Tozbek worked his mouth for a moment, no sound coming out, as if his body were trying to continue his earlier objection but his mind had been delayed. “It is my ship . . .” he finally said.

“Nothing will be done to your ship,” Shallan said. “Let’s be quick about it, Captain. I do not wish to overly delay our arrival in port to night.”

She left him, walking back to her box, heart thumping, hands trembling. She sat down, partially to calm herself.

Tozbek, sounding profoundly annoyed, began calling orders. The sails were lowered, the ship slowed. Shallan breathed out, feeling a fool.

And yet, what Jasnah said worked. The way Shallan acted created something in the eyes of Tozbek. An illusion? Like the spren themselves, perhaps? Fragments of human expectation, given life?

The santhid slowed with them. Shallan rose, nervous, as sailors approached with rope. They reluctantly tied a loop at the bottom she could put her foot in, then explained that she should hold tightly to the rope as she was lowered. They tied a second, smaller rope securely around her waist— the means by which to haul her, wet and humiliated, back onto the deck. An inevitability, in their eyes.
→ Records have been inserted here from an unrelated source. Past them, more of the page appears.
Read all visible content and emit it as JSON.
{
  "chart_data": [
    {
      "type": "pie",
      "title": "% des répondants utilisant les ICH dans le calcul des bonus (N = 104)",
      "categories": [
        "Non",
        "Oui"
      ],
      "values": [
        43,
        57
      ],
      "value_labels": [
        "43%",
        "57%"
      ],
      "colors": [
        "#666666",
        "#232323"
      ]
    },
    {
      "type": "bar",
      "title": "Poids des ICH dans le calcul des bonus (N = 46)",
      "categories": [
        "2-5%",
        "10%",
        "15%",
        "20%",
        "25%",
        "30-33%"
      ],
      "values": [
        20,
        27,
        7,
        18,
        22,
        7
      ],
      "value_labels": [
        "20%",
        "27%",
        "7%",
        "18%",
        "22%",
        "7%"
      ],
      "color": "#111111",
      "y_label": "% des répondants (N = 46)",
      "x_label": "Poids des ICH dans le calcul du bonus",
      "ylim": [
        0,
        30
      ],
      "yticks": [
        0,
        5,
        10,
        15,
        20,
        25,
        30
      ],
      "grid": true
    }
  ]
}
She took off her shoes, then climbed up over the railing as instructed. Had it been this windy before? She had a moment of vertigo, standing there with socked toes gripping a tiny rim, dress fluttering in the coursing winds. A windspren zipped up to her, then formed into the shape of a face with clouds behind it. Storms, the thing had better not interfere. Was it human imagination that had given windspren their mischievous spark?

She stepped unsteadily into the rope loop as the sailors lowered it down beside her feet, then Yalb handed her the mask he’d told her of.

Jasnah appeared from belowdecks, looking about in confusion. She saw Shallan standing off the side of the ship, and then cocked an eyebrow.

Shallan shrugged, then gestured to the men to lower her.